Webhook signing secrets are used to validate the payload data sent to your application from Spacebring. You can find the signing secret in your webhooks management page.

There are two ways to verify webhook requests:

1. Using the Svix library

First, install the Svix library for your language.

Then, use the following code to verify the request (example in JavaScript):

import { Webhook } from "svix";

const secret = "whsec_MfKQ9r8GKYqrTwjUPD8ILPZIo2LaLaSw";

// These were all sent from the server
const headers = {
  "svix-id": "msg_p5jXN8AQM9LWM0D4loKWxJek",
  "svix-timestamp": "1614265330",
  "svix-signature": "v1,g0hM9SsE+OTPJTGt/tmIKtSyZlE3uFJELVlNIOLJ1OE=",
};
const payload = '{"test": 2432232314}';

const wh = new Webhook(secret);
// Throws on error, returns the verified content on success
const payload = wh.verify(payload, headers);

The payload is the raw (string) body of the request, and the headers are the headers passed in the request.

2. Manually verifying the signature

Constructing the signed content

The content to sign is composed by concatenating the id, timestamp and payload, separated by the full-stop character (.). In code, it will look something like:

const signedContent = `${svix_id}.${svix_timestamp}.${body}`;

Determining the expected signature

Spacebring uses an HMAC with SHA-256 to sign its webhooks.

So to calculate the expected signature, you should HMAC the signed_content from above using the base64 portion of your signing secret (this is the part after the whsec_ prefix) as the key. For example, given the secret whsec_MfKQ9r8GKYqrTwjUPD8ILPZIo2LaLaSw you will want to use MfKQ9r8GKYqrTwjUPD8ILPZIo2LaLaSw.

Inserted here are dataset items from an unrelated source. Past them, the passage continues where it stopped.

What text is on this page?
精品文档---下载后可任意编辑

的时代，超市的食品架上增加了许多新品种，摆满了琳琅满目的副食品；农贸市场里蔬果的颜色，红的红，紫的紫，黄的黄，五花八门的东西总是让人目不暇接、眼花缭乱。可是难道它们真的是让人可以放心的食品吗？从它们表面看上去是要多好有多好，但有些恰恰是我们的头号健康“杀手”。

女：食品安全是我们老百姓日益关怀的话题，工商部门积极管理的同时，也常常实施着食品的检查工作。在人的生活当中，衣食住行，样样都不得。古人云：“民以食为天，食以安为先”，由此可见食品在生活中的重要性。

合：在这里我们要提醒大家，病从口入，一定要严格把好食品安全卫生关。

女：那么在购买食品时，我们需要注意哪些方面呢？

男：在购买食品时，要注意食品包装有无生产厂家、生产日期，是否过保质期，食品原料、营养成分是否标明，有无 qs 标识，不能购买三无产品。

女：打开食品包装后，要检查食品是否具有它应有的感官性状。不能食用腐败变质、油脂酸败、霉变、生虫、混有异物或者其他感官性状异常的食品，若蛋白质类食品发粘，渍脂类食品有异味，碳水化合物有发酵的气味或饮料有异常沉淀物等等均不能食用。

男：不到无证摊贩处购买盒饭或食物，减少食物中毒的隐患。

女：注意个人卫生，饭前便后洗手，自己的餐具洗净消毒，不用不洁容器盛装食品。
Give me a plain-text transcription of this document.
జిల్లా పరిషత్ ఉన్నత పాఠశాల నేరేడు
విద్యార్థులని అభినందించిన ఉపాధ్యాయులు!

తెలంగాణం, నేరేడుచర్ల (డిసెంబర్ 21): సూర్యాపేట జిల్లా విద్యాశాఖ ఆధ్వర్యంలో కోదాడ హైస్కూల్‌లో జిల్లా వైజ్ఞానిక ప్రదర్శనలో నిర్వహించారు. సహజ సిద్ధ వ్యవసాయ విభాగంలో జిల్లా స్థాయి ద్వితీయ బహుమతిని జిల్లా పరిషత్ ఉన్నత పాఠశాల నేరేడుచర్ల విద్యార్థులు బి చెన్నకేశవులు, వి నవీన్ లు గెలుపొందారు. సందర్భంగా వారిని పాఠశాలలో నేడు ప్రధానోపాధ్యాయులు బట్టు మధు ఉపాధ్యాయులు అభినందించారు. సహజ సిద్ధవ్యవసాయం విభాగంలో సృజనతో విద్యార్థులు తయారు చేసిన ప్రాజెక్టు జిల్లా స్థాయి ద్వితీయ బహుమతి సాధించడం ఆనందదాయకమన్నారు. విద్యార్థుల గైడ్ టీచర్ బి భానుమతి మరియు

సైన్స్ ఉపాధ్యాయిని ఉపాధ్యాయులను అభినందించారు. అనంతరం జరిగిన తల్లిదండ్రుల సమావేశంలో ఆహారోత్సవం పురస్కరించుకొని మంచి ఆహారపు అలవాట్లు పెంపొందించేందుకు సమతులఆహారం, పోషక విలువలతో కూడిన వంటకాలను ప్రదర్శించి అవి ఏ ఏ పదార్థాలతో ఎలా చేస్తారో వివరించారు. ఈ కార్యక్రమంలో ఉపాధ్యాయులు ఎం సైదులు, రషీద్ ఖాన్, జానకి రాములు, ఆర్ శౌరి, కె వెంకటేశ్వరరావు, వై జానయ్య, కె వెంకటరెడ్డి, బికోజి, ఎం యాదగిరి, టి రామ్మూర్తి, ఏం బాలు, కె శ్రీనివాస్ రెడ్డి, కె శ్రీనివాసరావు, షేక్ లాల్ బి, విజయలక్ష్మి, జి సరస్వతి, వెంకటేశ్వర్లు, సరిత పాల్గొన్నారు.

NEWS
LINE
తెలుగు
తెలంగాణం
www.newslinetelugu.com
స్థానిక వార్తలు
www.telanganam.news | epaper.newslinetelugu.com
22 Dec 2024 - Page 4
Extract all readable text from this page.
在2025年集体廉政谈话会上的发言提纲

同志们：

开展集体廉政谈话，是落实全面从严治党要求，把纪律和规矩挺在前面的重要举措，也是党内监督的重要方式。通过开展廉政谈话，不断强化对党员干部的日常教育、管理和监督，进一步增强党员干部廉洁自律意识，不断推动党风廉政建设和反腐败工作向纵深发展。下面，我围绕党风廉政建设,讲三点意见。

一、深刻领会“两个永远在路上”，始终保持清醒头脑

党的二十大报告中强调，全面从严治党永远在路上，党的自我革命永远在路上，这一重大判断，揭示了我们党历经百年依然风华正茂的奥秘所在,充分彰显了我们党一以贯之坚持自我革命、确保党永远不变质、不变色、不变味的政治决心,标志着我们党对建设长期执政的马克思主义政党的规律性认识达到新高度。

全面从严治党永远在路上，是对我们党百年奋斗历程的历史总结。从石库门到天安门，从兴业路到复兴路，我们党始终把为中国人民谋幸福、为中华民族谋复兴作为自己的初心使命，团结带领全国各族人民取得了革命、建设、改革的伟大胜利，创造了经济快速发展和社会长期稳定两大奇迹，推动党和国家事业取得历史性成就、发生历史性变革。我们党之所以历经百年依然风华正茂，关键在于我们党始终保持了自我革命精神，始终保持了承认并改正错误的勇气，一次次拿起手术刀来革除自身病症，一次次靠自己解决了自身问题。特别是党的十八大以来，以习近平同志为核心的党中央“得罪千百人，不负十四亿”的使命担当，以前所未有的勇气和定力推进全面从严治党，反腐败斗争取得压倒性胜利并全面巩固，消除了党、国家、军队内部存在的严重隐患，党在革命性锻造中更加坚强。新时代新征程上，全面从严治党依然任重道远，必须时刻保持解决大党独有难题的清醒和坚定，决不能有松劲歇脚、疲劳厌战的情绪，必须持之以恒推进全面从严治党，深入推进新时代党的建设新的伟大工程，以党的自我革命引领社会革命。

For example, this is how you can calculate the signature in Node.js:

const crypto = require('crypto');

const signedContent = `${svix_id}.${svix_timestamp}.${body}`;
const secret = "whsec_5WbX5kEWLlfzsGNjH64I8lOOqUB6e8FH";

// Need to base64 decode the secret
const secretBytes = Buffer.from(secret.split('_')[1], "base64");
const signature = crypto
  .createHmac('sha256', secretBytes)
  .update(signedContent)
  .digest('base64');

console.log(signature);

This generated signature should match one of the ones sent in the svix-signature header.

The svix-signature header is composed of a list of space delimited signatures and their corresponding version identifiers. The signature list is most commonly of length one. Though there could be any number of signatures.